Compared with distillation and adsorption, pervaporation appears as a significant alternative membrane separation process with the potential to separate liquid mixtures, because of the advantages of low energy consumption and easy operation. Especially, pervaporation membranes show potential in separating azeotropic mixtures, components with close boiling points, temperature-sensitive compounds and organic–organic mixtures. A range of molecules have been intercalated between adjacent 2D materials to improve the membrane performance and stability during liquid–liquid separation processes. Zhao et al. have used gelatin and GO to be alternately deposited on a membrane support through electrostatic attraction, hydrogen bonding, and hydrophobic interaction, leading to high performance for ethanol dehydration with a permeation flux of 2275 g m⁻² h⁻¹ and a water content in the permeate of 98.7 wt% at 350 K, for a water content in the feed of 20 wt%.²⁸ Mimicking vein structures in nature, primary amine-terminated polyamidoamine (PAMAM) dendrimers with a medium molecular weight, possessing a regularly branched structure and multiple peripheral amine groups, were utilized in small quantities to tune the interlayer spacing in the range of 0.43–0.76 nm in the wet state.⁴⁶ Accordingly, the resulting membranes exhibited a permeation flux of 9108 g m⁻² h⁻¹ and a separation factor of 2941 for butanol dehydration, which was far beyond the performance of state-of-the-art membrane counterparts (Fig. 10(b)). Moreover, thanks to crosslinking of supramolecular dendrimers, the membranes exhibited outstanding mechanical stability.

Liquid-molecular solute separation is one of the main applications of nanofiltration and organic solvent nanofiltration.
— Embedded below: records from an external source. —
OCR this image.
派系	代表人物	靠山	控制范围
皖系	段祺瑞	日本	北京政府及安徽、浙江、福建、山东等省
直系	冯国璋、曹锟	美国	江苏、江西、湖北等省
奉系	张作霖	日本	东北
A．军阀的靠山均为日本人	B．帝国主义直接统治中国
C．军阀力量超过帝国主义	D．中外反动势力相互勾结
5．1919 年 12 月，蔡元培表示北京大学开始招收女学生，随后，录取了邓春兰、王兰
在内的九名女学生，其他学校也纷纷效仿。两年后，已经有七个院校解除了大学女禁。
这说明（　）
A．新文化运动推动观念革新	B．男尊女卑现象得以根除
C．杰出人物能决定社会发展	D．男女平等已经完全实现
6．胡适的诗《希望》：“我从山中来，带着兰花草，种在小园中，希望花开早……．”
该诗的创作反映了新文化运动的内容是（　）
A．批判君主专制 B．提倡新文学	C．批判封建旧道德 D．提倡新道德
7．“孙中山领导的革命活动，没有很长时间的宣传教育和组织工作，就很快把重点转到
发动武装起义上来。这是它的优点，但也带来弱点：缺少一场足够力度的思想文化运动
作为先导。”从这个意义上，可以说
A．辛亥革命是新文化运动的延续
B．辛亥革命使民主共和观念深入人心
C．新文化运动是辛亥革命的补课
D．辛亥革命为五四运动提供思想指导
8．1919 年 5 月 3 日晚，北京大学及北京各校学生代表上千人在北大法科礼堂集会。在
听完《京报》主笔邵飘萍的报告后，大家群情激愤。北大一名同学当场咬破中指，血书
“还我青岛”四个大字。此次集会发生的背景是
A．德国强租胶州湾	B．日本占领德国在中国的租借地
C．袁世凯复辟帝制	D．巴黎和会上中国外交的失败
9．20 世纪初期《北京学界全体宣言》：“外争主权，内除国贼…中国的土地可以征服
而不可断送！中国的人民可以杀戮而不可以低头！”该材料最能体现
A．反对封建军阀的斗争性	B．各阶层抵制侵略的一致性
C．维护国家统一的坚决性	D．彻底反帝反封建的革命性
An alternating dual-space channel GO-based membrane with locally tailored chemical microenvironments was fabricated by in situ intercalating and crosslinking scattered sub-5 nm silica nanoparticles between adjacent GO nanosheets. The intercalating nanoparticles widened the interlayer channels to enhance the permeance; simultaneously, the GO layers bended and the π–π interactions retained the narrow hydrophobic channels to improve the solute rejection. Hence, the resulting membranes showed methanol permeance of 290 L m⁻² h⁻¹ bar⁻¹, with more than 90% rejection of dyes larger than 1.5 nm (Fig. 10(c)).⁴⁷ Inspired by the structure of aquaporins for fast water transport and solutes separation, an octapeptide sequence RFRFRFRF (Arg–Phe–Arg–Phe–Arg–Phe–Arg–Phe), named RF8, was immobilized on the GO surface to produce a GO-RF8 membrane.⁴⁸ Molecular dynamics simulations were utilized to reveal the unique configuration of RF8 peptides and the water transport in this membrane, demonstrating the core function of RF8 in aquaporins, and manifesting that this membrane possessed wide potential for liquid-molecular solutes separation.

4.3 Ionic separations

Currently, the leading technology for water desalination uses reverse osmosis (RO), which is considered to be the most promising membrane-based desalination process to meet the ever-increasing demand for fresh water. With the development of nanomaterials, especially the advent of 2D materials, an increasing range of RO membranes is synthesized for ionic separations. Especially, MDMs’ attraction is rising for selective water and ion transport, and this involves various effects and mechanisms. Owing to the high hydrophilicity of some 2D materials, the latter can attract water molecules into the interlayer space, which hydrates the 2D materials and increases the interlayer spacing; the resulting swelling of the 2D materials in aqueous environments is the main reason impairing the separation efficiency in ionic separations. One or several interactions can be involved to stabilize these 2D materials, forming MDMs by intercalating crosslinkers between adjacent layers, including chemical bonds, chelate bonds, π–π interactions, hydrogen bonds, and so on. In consequence, 0D/2D membranes are of interest for this application, due to the strong interactions between 0D and 2D materials. Meanwhile, some 1D materials possessing strong interactions with 2D materials can be used to fabricate 1D/2D membranes for ionic separations. However, 3D/2D membranes lose the potential for ionic separations, because the large size of 3D materials renders too large interlayer spacing between 2D materials.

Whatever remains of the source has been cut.